MU Chancellor Deaton Reflects on SEC Move and More
COLUMBIA - Friday marks the end of Brady Deaton's nine years as Chancellor of the University of Missouri and 24 total years at the university.
In his last media engagement before retiring, Deaton spoke about his greatest achievements at the school.
"I began working here in central administration when our six-year graduation rate was 56 or 57 percent," Deaton said. "Check the record on that. Now it's over 70 percent. That's been a phenomenal improvement that speaks to the quality and commitment of the various colleges here on campus and the faculty and commitment of the various colleges here on campus, the deans, and the faculty who have worked hard to make it easy for students to transfer from one curriculum to another and stay here at the university."
Deaton also addressed the move to the Southeastern Conference (SEC) in athletics during the interview. He said fair or unfair it's something he's going to be remembered for and he looked back on how the whole thing came together and why the school made the switch.
"I was chair of the Big 12 board, as you know, at that time, and we were working night and day to keep the Big 12 together and strong," Deaton said. "And then, after one of our board meetings in which everyone pledged commitment, the next day we saw the announcement that five or so of the universities were thinking about joining the Pac-12. At that point the coalition commitment fell apart."
He continued, "The potential gain there is phenomenal in every aspect and it's also very stable. They also revere the University of Missouri for the right reasons. The quality of what we bring academically as well as competitively are very important components of athletic conferences in the country."

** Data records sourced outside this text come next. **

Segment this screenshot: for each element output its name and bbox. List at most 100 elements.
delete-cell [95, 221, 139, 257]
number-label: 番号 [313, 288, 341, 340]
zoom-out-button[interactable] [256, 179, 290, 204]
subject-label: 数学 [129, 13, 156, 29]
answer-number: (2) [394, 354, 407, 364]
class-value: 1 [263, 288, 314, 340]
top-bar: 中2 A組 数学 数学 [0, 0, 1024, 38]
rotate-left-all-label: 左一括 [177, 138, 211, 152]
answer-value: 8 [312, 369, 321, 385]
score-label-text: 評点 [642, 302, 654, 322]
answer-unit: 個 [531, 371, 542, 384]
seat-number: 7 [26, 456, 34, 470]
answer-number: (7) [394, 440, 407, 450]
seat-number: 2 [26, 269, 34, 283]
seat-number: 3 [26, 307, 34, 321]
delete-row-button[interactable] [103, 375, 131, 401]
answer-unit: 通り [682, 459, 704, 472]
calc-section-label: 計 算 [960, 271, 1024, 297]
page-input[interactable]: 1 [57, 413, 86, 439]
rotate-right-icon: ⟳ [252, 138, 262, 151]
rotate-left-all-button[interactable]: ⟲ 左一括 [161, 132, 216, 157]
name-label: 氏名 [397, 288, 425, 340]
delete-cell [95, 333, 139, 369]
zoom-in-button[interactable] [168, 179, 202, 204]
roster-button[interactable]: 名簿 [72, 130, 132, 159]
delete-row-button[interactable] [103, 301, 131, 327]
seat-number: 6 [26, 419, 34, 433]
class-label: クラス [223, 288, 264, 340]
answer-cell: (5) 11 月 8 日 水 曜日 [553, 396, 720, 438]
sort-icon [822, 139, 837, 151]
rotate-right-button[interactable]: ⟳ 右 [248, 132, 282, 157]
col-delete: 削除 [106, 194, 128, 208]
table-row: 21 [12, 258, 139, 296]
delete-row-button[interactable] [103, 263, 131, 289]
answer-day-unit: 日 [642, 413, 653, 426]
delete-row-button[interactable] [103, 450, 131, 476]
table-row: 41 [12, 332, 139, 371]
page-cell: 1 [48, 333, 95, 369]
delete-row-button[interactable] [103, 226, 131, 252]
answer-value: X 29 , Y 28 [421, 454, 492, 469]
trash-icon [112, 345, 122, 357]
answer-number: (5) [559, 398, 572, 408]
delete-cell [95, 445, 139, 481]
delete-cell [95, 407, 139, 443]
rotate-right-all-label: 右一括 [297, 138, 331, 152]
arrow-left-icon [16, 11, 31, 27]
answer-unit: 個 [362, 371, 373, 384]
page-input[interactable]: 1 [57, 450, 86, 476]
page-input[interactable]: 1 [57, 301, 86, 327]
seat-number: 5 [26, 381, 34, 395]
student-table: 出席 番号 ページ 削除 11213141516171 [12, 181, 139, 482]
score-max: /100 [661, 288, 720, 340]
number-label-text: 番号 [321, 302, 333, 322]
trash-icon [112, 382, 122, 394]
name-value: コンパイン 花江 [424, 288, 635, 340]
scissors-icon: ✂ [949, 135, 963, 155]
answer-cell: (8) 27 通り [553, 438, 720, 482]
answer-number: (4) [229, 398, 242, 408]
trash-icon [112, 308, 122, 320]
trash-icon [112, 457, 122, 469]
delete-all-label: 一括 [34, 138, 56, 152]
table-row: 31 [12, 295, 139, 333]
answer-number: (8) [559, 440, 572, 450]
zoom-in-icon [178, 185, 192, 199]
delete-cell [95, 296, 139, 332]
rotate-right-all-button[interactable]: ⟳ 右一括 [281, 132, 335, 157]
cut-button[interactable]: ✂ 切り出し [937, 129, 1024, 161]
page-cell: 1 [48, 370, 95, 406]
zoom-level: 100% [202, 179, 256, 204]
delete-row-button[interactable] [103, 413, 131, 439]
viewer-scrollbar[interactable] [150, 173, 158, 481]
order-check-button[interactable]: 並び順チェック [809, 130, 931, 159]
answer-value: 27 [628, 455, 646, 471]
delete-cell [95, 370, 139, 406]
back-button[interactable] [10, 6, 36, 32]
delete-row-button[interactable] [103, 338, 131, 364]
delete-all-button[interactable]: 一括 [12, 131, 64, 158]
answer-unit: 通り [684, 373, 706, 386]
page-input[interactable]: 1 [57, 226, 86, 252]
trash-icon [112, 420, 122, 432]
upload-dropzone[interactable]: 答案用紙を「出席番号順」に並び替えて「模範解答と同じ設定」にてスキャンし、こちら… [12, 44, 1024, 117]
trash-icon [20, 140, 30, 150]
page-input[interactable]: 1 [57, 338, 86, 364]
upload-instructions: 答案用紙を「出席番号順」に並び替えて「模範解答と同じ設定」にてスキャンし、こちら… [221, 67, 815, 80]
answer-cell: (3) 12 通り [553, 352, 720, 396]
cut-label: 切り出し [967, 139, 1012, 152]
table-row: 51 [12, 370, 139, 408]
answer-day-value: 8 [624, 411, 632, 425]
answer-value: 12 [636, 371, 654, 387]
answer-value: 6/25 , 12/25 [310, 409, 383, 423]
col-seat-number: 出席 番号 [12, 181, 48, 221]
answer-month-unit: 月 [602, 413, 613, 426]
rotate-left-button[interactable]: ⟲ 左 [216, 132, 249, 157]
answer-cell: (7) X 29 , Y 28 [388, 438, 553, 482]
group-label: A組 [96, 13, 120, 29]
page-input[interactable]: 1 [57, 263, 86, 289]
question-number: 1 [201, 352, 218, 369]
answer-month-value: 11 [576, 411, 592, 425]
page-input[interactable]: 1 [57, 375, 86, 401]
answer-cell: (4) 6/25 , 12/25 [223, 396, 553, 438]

Deaton also looked toward the future and outlined a couple of the university's possible future issues and problems to watch for.
"The change in the amount of support that the university gets or proportional support from the state versus tuition versus private sector giving - those are all important factors," Deaton said. "In and out of state enrollments and the revenue stream associated with that. There's no question that classrooms are a little tighter. We're using electronic tools and information technology very heavily to make that more reasonable and balanced. That has to continue and I have no doubt that it will."
Deaton said more than anything, he's just ready to spend time with his family.
"I intend to visit one or more of our children and grandchildren. We have big plans to get the family or most of the family back together for Christmas, so I'm very much looking forward to a break," Deaton said.
The chancellor will move on from the university after being appointed by President Obama to chair the board on international food and agricultural development, what Deaton called his true passion.